Milan Brglez (/sl/; born 1 September 1967) is a Slovenian political scientist and politician who served as Speaker of the National Assembly of Slovenia from 2014 to 2018. He served as a Member of the European Parliament (MEP) between 2019 and 2024. A member of the Social Democrats, part of the Party of European Socialists, Brglez was a candidate in the 2022 presidential election.

== Education ==
Brglez graduated in political science at the Faculty of Social, Political Sciences and Journalism, University of Ljubljana, and completed his master's degree in international law at the Faculty of Law, University of Ljubljana. He obtained his PhD in international relations, specialising in theory of international relations with thesis entitled “The Meaning of Non-Positivist Epistemological and Realist Ontological Assumptions for Theorising International Relations and International Relations Research Methodologies”.

== Career in academia ==
In 1992, Brglez started his work at the Faculty of Social, Political Sciences and Journalism as teaching assistant at the Chair of International Relations covering courses of Politics of International Law, Diplomatic and Consular Relations, and International Relations. In 2007, he became assistant professor and course holder of Diplomatic and Consular Relations, Theory of International Relations, Selected Issues of International Law, Selected Issues of Diplomatic Law, and European Protection of Human Rights. In 2008, he took the position as head of the Department for International Relations at the Faculty of Social Sciences (University of Ljubljana).

== Political career ==
===Career in national politics===
In 2014, Brglez entered national politics when he joined the newly established Party of Miro Cerar (SMC, in 2015 renamed to Modern Centre Party). He served as vice president of the party. At the parliamentary election in July 2014, Brglez was elected to the National Assembly, where SMC won plurality with 36 out of 90 seats. On the 1st of August, he was elected as the Speaker of the National Assembly, thus succeeding Janko Veber of the Social Democrats.

In the 2018 election Brglez was re-elected to the National Assembly with the SMC party. However following some disagreements with party officials, Brglez announced on the 26th of June 2018, that he had been expelled from the party. The official decision on his exclusion has still not been given to date. In November 2018, he joined the Social Democrats.

From 2018 to 2019 he was Deputy Chair of the Committee on European Union Affairs and a member of the Committee of Foreign Policy and Committee on Education, Science, Sport and Youth.

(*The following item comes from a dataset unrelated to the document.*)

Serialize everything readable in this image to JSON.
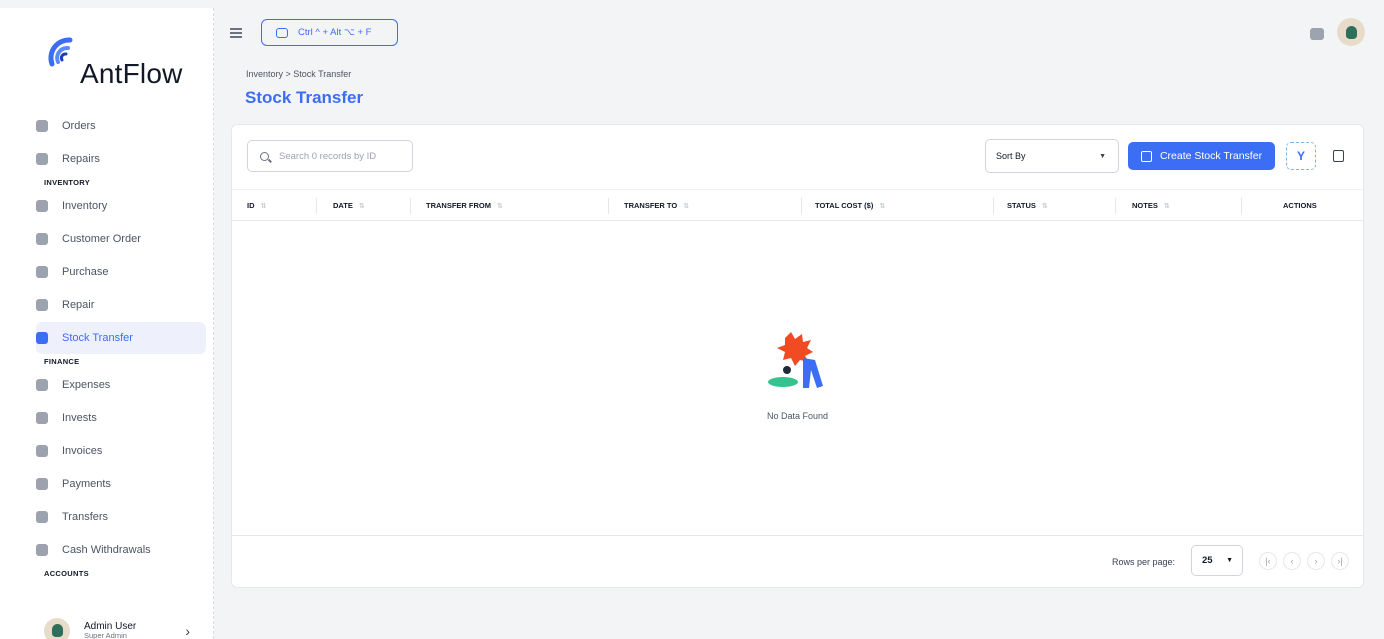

===Member of the European Parliament (2019–2024)===
Following the 2019 European election in May 2019, Brglez became a Member of the European Parliament from Slovenia on the list of Social Democrats. He was a member of the Committee on Employment and Social Affairs, and substitute member of the committee on the Environment, Public Health and Food Safety. In addition to his committee assignments, he was part of the European Parliament Intergroup on LGBT Rights.

==Honors and achievements==
- Prešeren Award from the Faculty of Social, Political Sciences and Journalism for undergraduate thesis titled Immunities and Privileges in Modern Diplomatic and Consular Law: A Comparative Analysis.
- Zore Award for master thesis titled The Codification of Contemporary Diplomatic Law.
- Best 2006 PhD thesis award of the Faculty of Social Sciences, University of Ljubljana.
- (Co)author of 11 scientific papers, five chapters in monographs and four scientific monographs.
- (Co)supervisor of doctoral students, master's degree students and over hundred undergraduate students.
- Member of the Strategic Council for Foreign Affairs at the Ministry of Foreign Affairs.
- Vice-President of the Slovenian Red Cross.
- President of the Slovenian Chess Association.